Il y a longtemps, j'ai composé un nocturne au piano et l'ai baptisé "Murmure d'Amour."
Un jeune, en m'écoutant  jouer, s'en inspira et écrivit un poème qu'il intitula également "Murmure d'Amour." Le temps nous sépara. Je ne le revis plus.
La vie ne me donna plus le temps d'interpréter ce nocturne et, finalement, je l'oubliai.   Il demeura dans l'oubli et ne me revint jamais en mémoire.

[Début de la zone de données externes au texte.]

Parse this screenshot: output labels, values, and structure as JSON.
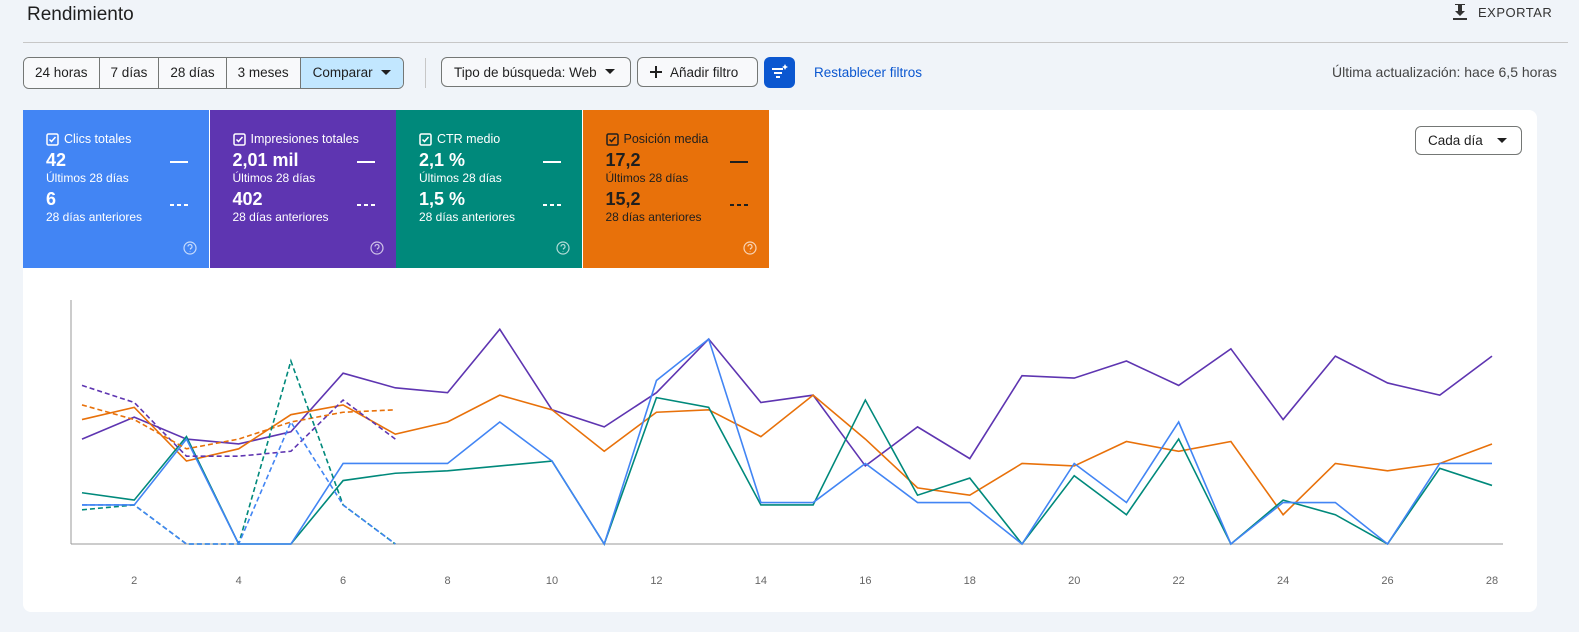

La dernière fois que j'ai eu l'occasion de lire le poème "Murmure d'Amour", il était un peu perdu dans mes papiers, je restai un moment pensive, imaginant comment pouvait être ce jeune, aujourd'hui devenu avocat.

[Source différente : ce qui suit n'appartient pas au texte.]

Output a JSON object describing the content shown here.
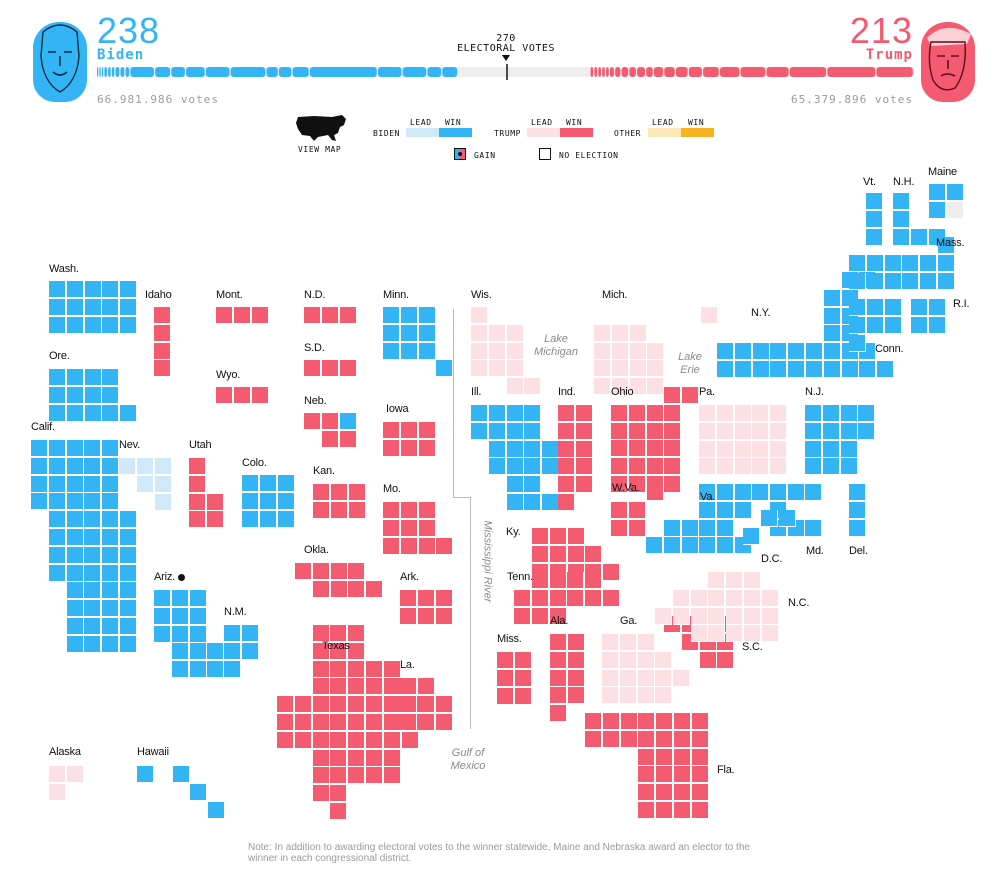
{
  "colors": {
    "dem_win": "#33b5f5",
    "dem_lead": "#cfe9f8",
    "rep_win": "#f45b70",
    "rep_lead": "#fde0e4",
    "oth_lead": "#fbe9b8",
    "oth_win": "#f6b31f",
    "none": "#eeeeee",
    "text": "#111111"
  },
  "header": {
    "biden": {
      "count": "238",
      "name": "Biden",
      "votes": "66.981.986 votes",
      "photo_icon": "biden-portrait-icon"
    },
    "trump": {
      "count": "213",
      "name": "Trump",
      "votes": "65.379.896 votes",
      "photo_icon": "trump-portrait-icon"
    },
    "threshold": {
      "number": "270",
      "label": "ELECTORAL VOTES",
      "marker_icon": "triangle-down-icon"
    },
    "bar": {
      "total": 538,
      "biden": 238,
      "trump": 213,
      "threshold": 270
    }
  },
  "legend": {
    "view_map": "VIEW MAP",
    "view_map_icon": "us-map-icon",
    "lead": "LEAD",
    "win": "WIN",
    "biden": "BIDEN",
    "trump": "TRUMP",
    "other": "OTHER",
    "gain": "GAIN",
    "gain_icon": "gain-dot-icon",
    "no_election": "NO ELECTION"
  },
  "map": {
    "states": [
      {
        "label": "Wash.",
        "status": "dem_win",
        "rows": [
          "11111",
          "11111",
          "11111"
        ]
      },
      {
        "label": "Ore.",
        "status": "dem_win",
        "rows": [
          "1111",
          "1111",
          "11111"
        ]
      },
      {
        "label": "Calif.",
        "status": "dem_win",
        "rows": [
          "11111",
          "11111",
          "11111",
          "11111",
          "011111",
          "011111",
          "011111",
          "011111",
          "001111",
          "001111",
          "001111",
          "001111"
        ]
      },
      {
        "label": "Nev.",
        "status": "dem_lead",
        "rows": [
          "111",
          "011",
          "001"
        ]
      },
      {
        "label": "Idaho",
        "status": "rep_win",
        "rows": [
          "1",
          "1",
          "1",
          "1"
        ]
      },
      {
        "label": "Utah",
        "status": "rep_win",
        "rows": [
          "1",
          "1",
          "11",
          "11"
        ]
      },
      {
        "label": "Ariz.",
        "status": "dem_win",
        "gain": true,
        "rows": [
          "111",
          "111",
          "111",
          "0111",
          "0111"
        ]
      },
      {
        "label": "Mont.",
        "status": "rep_win",
        "rows": [
          "111"
        ]
      },
      {
        "label": "Wyo.",
        "status": "rep_win",
        "rows": [
          "111"
        ]
      },
      {
        "label": "Colo.",
        "status": "dem_win",
        "rows": [
          "111",
          "111",
          "111"
        ]
      },
      {
        "label": "N.M.",
        "status": "dem_win",
        "rows": [
          "11",
          "11",
          "1"
        ]
      },
      {
        "label": "N.D.",
        "status": "rep_win",
        "rows": [
          "111"
        ]
      },
      {
        "label": "S.D.",
        "status": "rep_win",
        "rows": [
          "111"
        ]
      },
      {
        "label": "Neb.",
        "status": "rep_win",
        "rows": [
          "11d",
          "011"
        ]
      },
      {
        "label": "Kan.",
        "status": "rep_win",
        "rows": [
          "111",
          "111"
        ]
      },
      {
        "label": "Okla.",
        "status": "rep_win",
        "rows": [
          "1111",
          "01111"
        ]
      },
      {
        "label": "Texas",
        "status": "rep_win",
        "rows": [
          "00111",
          "00111",
          "0011111",
          "0011111",
          "11111111",
          "11111111",
          "11111111",
          "0011111",
          "0011111",
          "0011",
          "0001"
        ]
      },
      {
        "label": "Minn.",
        "status": "dem_win",
        "rows": [
          "111",
          "111",
          "111",
          "0001"
        ]
      },
      {
        "label": "Iowa",
        "status": "rep_win",
        "rows": [
          "111",
          "111"
        ]
      },
      {
        "label": "Mo.",
        "status": "rep_win",
        "rows": [
          "111",
          "111",
          "1111"
        ]
      },
      {
        "label": "Ark.",
        "status": "rep_win",
        "rows": [
          "111",
          "111"
        ]
      },
      {
        "label": "La.",
        "status": "rep_win",
        "rows": [
          "11",
          "111",
          "111"
        ]
      },
      {
        "label": "Wis.",
        "status": "rep_lead",
        "rows": [
          "1",
          "111",
          "111",
          "111",
          "0011"
        ]
      },
      {
        "label": "Ill.",
        "status": "dem_win",
        "rows": [
          "1111",
          "1111",
          "01111",
          "01111",
          "0011",
          "00111"
        ]
      },
      {
        "label": "Mich.",
        "status": "rep_lead",
        "rows": [
          "0000002",
          "111",
          "1111",
          "1111",
          "1111"
        ]
      },
      {
        "label": "Ind.",
        "status": "rep_win",
        "rows": [
          "11",
          "11",
          "11",
          "11",
          "11",
          "1"
        ]
      },
      {
        "label": "Ohio",
        "status": "rep_win",
        "rows": [
          "00011",
          "1111",
          "1111",
          "1111",
          "1111",
          "1111"
        ]
      },
      {
        "label": "Ky.",
        "status": "rep_win",
        "rows": [
          "111",
          "1111",
          "11111"
        ]
      },
      {
        "label": "Tenn.",
        "status": "rep_win",
        "rows": [
          "01111",
          "111111",
          "111"
        ]
      },
      {
        "label": "Miss.",
        "status": "rep_win",
        "rows": [
          "11",
          "11",
          "11"
        ]
      },
      {
        "label": "Ala.",
        "status": "rep_win",
        "rows": [
          "11",
          "11",
          "11",
          "11",
          "1"
        ]
      },
      {
        "label": "Ga.",
        "status": "rep_lead",
        "rows": [
          "111",
          "1111",
          "11111",
          "1111"
        ]
      },
      {
        "label": "Fla.",
        "status": "rep_win",
        "rows": [
          "1111111",
          "1111111",
          "0001111",
          "0001111",
          "0001111",
          "0001111"
        ]
      },
      {
        "label": "S.C.",
        "status": "rep_win",
        "rows": [
          "1111",
          "0111",
          "0011"
        ]
      },
      {
        "label": "N.C.",
        "status": "rep_lead",
        "rows": [
          "000111",
          "0111111",
          "1111111",
          "0011111"
        ]
      },
      {
        "label": "W.Va.",
        "status": "rep_win",
        "rows": [
          "001",
          "11",
          "11"
        ]
      },
      {
        "label": "Va.",
        "status": "dem_win",
        "rows": [
          "000111",
          "000111",
          "01111",
          "111111"
        ]
      },
      {
        "label": "Pa.",
        "status": "rep_lead",
        "rows": [
          "11111",
          "11111",
          "11111",
          "11111"
        ]
      },
      {
        "label": "N.Y.",
        "status": "dem_win",
        "rows": [
          "000000011",
          "00000011",
          "00000011",
          "00000011",
          "111111111",
          "1111111111"
        ]
      },
      {
        "label": "N.J.",
        "status": "dem_win",
        "rows": [
          "1111",
          "1111",
          "111",
          "111"
        ]
      },
      {
        "label": "Md.",
        "status": "dem_win",
        "rows": [
          "1111",
          "01",
          "0111"
        ]
      },
      {
        "label": "D.C.",
        "status": "dem_win",
        "rows": [
          "011",
          "1"
        ]
      },
      {
        "label": "Del.",
        "status": "dem_win",
        "rows": [
          "1",
          "1",
          "1"
        ]
      },
      {
        "label": "Vt.",
        "status": "dem_win",
        "rows": [
          "1",
          "1",
          "1"
        ]
      },
      {
        "label": "N.H.",
        "status": "dem_win",
        "rows": [
          "1",
          "1",
          "111"
        ]
      },
      {
        "label": "Maine",
        "status": "dem_win",
        "rows": [
          "11",
          "1n"
        ]
      },
      {
        "label": "Mass.",
        "status": "dem_win",
        "rows": [
          "000001",
          "111111",
          "111111"
        ]
      },
      {
        "label": "Conn.",
        "status": "dem_win",
        "rows": [
          "111",
          "111",
          "1"
        ]
      },
      {
        "label": "R.I.",
        "status": "dem_win",
        "rows": [
          "11",
          "11"
        ]
      },
      {
        "label": "Alaska",
        "status": "rep_lead",
        "rows": [
          "11",
          "1"
        ]
      },
      {
        "label": "Hawaii",
        "status": "dem_win",
        "rows": [
          "10100",
          "00010",
          "00001"
        ]
      }
    ],
    "geo_labels": {
      "lake_michigan": "Lake\nMichigan",
      "lake_erie": "Lake\nErie",
      "mississippi": "Mississippi River",
      "gulf": "Gulf of\nMexico"
    }
  },
  "note": "Note: In addition to awarding electoral votes to the winner statewide, Maine and Nebraska award an elector to the winner in each congressional district."
}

Puis, au cours des déplacements que la vie m'imposa, le poème disparut. Il ne me restait aucune version des "Murmures d'Amour", ni nocturne, ni poème, mais le seul souvenir de leur existence d'un moment.
Il y a peu de temps, j'appris que le jeune d'autrefois était décédé de tragique manière.
Souvent, je me surprends à imaginer que le jour où je partirai aussi, si je retrouverai les trois: le nocturne, le poème et le garçon.